Come ci ha insegnato Einaudi, ogni buon padre di famiglia, in una situazione di quasi bancarotta, come l’attuale, limiterebbe le proprie spese e venderebbe parte del proprio patrimonio. Questo ci aspettiamo da un governo tecnico, che non deve difendere gli interessi di alcuna corporazione, tener buoni sindacati e consorterie, foraggiare gruppi organizzati di elettori mantenere clientele. Siamo il Paese al Mondo, forse dopo Cuba, con la maggiore presenza pubblica nell’economia. Questo macigno ha comportato il debito enorme che grava sulle nostre spalle, oltre ad aprire una continua voragine per finanziare una spesa pubblica corrente, superiore al 50% del PIL.
Bisognerà quindi fare scelte impopolari, ma tutti dovranno capire che il nostro Welfare va integralmente riformato, per sostenere brevemente, e non a vita, chi non trova o perde il lavoro, nonchè rivedendo i perversi meccanismi della Cassa integrazione, particolarmente quella straordinaria.

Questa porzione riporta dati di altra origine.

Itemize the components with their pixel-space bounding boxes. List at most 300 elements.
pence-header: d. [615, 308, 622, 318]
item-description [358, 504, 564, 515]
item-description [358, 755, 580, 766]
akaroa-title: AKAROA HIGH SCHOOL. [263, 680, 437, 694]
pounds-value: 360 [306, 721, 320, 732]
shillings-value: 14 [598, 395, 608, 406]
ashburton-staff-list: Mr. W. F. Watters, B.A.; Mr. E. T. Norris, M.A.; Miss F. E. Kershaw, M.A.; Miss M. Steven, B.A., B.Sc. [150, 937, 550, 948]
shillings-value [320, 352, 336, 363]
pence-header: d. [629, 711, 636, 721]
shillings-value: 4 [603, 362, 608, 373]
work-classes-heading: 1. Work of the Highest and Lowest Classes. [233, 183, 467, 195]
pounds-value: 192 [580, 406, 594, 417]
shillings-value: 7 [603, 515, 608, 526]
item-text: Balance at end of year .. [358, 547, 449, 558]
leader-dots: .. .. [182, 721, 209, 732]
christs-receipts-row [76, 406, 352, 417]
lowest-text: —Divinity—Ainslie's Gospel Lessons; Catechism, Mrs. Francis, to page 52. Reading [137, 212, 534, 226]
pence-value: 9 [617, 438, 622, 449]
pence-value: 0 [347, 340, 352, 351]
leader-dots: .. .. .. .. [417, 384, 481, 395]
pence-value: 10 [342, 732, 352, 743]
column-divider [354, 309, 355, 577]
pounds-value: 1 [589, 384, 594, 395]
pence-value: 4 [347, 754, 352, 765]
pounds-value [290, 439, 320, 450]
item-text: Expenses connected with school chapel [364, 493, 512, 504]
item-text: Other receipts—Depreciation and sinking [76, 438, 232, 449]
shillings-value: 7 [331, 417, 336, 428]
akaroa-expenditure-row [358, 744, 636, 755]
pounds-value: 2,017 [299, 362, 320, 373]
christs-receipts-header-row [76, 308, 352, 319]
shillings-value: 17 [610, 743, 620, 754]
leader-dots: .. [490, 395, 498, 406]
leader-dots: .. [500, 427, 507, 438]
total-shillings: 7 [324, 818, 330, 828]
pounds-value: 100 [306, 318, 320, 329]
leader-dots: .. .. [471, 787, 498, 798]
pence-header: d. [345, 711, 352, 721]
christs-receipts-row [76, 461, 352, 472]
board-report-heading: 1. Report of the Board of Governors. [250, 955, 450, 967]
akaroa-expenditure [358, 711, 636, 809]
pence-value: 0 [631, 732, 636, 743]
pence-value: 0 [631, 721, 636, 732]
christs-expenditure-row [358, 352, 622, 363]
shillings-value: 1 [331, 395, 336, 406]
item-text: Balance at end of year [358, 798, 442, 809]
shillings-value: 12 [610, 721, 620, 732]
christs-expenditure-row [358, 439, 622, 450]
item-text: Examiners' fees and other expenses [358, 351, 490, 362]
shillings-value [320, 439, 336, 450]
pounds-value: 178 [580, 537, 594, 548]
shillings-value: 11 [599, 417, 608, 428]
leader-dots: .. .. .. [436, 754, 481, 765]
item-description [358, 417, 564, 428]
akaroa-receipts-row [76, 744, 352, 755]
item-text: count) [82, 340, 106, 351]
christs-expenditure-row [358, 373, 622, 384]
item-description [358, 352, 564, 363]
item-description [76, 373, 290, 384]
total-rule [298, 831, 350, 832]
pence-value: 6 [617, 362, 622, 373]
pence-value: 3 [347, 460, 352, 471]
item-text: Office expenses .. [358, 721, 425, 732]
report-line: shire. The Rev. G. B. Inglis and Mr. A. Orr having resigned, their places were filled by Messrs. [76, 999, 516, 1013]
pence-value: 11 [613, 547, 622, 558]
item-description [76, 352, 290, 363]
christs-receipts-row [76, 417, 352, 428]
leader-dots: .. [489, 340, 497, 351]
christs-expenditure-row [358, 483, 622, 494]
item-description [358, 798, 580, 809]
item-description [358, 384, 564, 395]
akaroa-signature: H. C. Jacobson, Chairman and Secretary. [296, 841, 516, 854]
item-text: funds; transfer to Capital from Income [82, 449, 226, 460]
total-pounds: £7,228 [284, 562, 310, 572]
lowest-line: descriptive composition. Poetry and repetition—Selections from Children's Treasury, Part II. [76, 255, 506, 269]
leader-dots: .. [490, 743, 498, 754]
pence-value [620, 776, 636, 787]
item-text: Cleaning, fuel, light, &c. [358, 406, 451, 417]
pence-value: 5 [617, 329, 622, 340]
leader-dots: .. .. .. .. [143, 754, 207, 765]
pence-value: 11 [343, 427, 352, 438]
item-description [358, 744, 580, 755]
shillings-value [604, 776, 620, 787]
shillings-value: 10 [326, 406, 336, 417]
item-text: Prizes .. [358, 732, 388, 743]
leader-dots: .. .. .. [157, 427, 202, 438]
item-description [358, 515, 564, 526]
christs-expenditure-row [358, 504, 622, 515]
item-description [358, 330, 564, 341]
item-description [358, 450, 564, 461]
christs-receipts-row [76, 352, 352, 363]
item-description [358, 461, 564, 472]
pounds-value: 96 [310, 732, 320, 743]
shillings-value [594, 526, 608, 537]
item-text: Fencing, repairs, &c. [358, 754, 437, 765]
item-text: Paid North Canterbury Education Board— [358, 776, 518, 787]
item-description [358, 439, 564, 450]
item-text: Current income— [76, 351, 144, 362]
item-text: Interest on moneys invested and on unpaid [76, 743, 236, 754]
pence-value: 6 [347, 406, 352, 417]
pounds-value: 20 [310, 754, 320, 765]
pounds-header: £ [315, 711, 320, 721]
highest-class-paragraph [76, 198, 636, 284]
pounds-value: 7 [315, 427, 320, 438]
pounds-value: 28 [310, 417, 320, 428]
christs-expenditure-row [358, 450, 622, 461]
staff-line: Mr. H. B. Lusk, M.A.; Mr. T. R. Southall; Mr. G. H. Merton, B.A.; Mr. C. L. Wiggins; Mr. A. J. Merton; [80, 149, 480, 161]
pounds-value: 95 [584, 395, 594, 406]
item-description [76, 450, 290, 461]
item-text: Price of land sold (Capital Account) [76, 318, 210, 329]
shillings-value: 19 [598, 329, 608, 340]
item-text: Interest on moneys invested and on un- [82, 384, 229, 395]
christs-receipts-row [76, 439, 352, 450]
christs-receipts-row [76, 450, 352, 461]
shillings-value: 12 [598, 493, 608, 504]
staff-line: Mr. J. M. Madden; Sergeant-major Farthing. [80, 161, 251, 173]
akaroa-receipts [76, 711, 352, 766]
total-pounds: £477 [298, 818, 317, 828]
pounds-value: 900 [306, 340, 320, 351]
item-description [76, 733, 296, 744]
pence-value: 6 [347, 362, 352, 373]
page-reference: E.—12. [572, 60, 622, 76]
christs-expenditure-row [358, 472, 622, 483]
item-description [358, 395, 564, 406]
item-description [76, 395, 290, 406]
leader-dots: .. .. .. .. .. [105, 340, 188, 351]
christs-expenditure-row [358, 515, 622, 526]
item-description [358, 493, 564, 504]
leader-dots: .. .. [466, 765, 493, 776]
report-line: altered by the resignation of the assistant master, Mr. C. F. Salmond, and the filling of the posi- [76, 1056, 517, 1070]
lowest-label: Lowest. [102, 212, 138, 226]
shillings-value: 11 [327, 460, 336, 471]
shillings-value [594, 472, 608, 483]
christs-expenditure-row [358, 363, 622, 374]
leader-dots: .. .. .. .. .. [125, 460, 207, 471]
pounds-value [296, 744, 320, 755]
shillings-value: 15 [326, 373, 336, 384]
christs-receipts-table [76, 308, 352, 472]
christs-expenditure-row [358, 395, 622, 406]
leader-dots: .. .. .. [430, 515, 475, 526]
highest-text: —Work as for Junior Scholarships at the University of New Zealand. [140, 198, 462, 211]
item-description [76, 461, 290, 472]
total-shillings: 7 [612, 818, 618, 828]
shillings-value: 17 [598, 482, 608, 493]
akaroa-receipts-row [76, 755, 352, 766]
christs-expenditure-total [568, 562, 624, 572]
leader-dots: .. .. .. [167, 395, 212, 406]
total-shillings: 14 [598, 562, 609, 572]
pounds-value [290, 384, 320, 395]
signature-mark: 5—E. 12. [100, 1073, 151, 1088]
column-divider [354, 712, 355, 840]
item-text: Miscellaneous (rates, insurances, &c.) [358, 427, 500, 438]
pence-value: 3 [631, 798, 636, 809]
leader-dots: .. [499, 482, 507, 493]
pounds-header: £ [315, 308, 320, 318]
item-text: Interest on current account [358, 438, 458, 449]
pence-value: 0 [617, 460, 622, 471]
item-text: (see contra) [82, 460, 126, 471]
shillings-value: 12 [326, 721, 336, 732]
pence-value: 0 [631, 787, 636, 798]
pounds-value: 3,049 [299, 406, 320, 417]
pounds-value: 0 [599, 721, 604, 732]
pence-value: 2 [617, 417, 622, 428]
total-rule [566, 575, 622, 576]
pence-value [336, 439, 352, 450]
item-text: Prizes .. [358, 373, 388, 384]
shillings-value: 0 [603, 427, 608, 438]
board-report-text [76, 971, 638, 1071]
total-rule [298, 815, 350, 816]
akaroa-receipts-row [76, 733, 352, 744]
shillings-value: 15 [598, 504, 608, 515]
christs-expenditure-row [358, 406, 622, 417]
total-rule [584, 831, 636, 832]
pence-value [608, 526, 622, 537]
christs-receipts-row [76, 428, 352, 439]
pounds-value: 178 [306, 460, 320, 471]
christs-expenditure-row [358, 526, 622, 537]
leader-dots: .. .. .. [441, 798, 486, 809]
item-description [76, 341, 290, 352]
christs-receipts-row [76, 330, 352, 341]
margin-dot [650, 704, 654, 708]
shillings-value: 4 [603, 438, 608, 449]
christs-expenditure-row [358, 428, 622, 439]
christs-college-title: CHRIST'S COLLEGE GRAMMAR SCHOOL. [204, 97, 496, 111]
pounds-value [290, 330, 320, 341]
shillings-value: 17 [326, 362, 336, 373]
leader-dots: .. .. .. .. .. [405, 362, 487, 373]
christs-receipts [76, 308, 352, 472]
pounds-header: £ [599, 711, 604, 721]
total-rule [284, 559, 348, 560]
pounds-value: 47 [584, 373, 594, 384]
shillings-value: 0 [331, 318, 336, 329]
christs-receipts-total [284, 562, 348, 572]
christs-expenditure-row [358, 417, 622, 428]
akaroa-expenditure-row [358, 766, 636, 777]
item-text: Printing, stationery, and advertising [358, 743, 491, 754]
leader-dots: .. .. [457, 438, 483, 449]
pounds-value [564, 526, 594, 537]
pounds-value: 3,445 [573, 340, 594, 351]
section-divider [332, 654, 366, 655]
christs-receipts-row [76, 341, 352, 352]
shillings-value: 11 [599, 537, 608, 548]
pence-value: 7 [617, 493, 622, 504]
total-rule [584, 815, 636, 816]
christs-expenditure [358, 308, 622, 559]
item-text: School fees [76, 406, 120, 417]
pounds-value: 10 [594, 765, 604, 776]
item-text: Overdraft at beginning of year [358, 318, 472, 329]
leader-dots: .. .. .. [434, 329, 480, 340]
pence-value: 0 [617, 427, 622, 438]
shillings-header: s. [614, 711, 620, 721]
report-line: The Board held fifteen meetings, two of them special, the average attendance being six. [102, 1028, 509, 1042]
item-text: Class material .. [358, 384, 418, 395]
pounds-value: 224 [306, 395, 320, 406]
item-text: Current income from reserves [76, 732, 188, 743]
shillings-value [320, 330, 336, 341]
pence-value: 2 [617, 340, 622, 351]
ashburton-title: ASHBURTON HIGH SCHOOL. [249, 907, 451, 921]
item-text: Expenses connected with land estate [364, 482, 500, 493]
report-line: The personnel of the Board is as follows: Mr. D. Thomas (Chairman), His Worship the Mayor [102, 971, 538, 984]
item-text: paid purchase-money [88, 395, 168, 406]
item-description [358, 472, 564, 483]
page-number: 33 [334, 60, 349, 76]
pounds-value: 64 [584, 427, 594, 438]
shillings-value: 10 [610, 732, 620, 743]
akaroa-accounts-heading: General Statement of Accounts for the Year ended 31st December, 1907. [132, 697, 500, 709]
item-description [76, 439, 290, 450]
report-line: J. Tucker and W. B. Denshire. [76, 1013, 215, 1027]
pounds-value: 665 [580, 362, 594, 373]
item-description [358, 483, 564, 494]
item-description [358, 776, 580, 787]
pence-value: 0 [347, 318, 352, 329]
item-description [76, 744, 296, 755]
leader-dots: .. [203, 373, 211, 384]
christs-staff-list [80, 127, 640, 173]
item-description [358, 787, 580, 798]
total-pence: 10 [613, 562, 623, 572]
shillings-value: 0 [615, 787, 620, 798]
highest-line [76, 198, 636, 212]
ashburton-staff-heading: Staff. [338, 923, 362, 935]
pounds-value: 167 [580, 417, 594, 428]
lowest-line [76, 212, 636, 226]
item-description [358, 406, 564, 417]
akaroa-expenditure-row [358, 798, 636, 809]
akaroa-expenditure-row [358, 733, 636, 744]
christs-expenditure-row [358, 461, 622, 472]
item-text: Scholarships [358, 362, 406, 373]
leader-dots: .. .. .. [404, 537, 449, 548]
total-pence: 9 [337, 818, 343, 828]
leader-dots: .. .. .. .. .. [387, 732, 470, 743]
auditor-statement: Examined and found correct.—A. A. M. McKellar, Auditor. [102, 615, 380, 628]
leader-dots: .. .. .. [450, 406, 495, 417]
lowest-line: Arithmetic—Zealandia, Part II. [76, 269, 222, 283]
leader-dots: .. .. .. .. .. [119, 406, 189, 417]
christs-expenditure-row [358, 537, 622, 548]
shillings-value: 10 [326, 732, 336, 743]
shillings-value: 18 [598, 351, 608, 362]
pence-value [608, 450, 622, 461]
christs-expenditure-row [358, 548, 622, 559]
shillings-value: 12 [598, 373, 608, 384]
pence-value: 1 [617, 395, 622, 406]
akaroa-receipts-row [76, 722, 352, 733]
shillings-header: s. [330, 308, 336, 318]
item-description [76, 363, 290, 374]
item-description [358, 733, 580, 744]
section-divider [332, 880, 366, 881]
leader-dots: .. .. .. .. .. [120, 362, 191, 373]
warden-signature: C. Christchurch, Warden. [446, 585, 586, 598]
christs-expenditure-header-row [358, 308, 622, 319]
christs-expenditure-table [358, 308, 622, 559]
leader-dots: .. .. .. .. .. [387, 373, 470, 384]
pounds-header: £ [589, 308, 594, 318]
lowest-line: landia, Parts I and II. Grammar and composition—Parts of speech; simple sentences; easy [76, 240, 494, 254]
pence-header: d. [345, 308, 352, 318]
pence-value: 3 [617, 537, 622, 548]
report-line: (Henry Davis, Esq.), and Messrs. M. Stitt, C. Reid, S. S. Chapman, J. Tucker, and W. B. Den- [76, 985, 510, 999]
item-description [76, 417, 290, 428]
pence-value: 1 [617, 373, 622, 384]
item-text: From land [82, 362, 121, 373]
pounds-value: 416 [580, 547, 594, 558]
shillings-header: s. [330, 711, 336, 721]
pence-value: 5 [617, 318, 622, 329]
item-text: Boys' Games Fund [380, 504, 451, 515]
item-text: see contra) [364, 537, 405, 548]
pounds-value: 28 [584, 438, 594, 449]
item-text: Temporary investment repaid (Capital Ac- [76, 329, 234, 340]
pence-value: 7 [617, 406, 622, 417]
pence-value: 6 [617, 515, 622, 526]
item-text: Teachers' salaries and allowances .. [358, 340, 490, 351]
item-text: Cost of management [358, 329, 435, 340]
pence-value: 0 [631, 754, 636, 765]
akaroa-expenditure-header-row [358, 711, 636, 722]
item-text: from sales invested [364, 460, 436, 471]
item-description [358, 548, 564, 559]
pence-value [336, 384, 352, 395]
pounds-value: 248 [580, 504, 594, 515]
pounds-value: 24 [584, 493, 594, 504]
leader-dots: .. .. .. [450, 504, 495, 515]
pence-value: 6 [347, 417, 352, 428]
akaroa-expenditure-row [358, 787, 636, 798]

Bisogna che gli italiani comprendano che non è più sostenibile la nostra normativa in materia lavoristica, con le ingiustizie che crea tra lavoratori a tempo indeterminato o a tempo determinato e disoccupati, oltre alle rigidità in materia di contrattualistica e ristrutturazioni aziendali ed al malcostume in campo di etica del lavoro che alimenta, finendo col determinare un vero proprio blocco per l’avvio dei giovani alla vita produttiva.
Confidiamo infine che una compagine governativa, costituita in massima parte da docenti universitari, comprenda che, in ogni società competitiva, contano i saperi e non i diplomi e che, quindi, formazione professionale, Università, ricerca dovranno essere correlate con le esigenze della produzione e non rimanerne, come sono in atto, completamente avulse. Soltanto una svolta radicale, non semplicemente qualche modesto incentivo, potranno innescare lo sviluppo e permettere al Paese di riprendere il necessario cammino di crescita, senza cui, nuove ed ulteriori manovre, non potranno che avere un effetto depressivo ed impoverire ulteriormente una Nazione ormai allo stremo.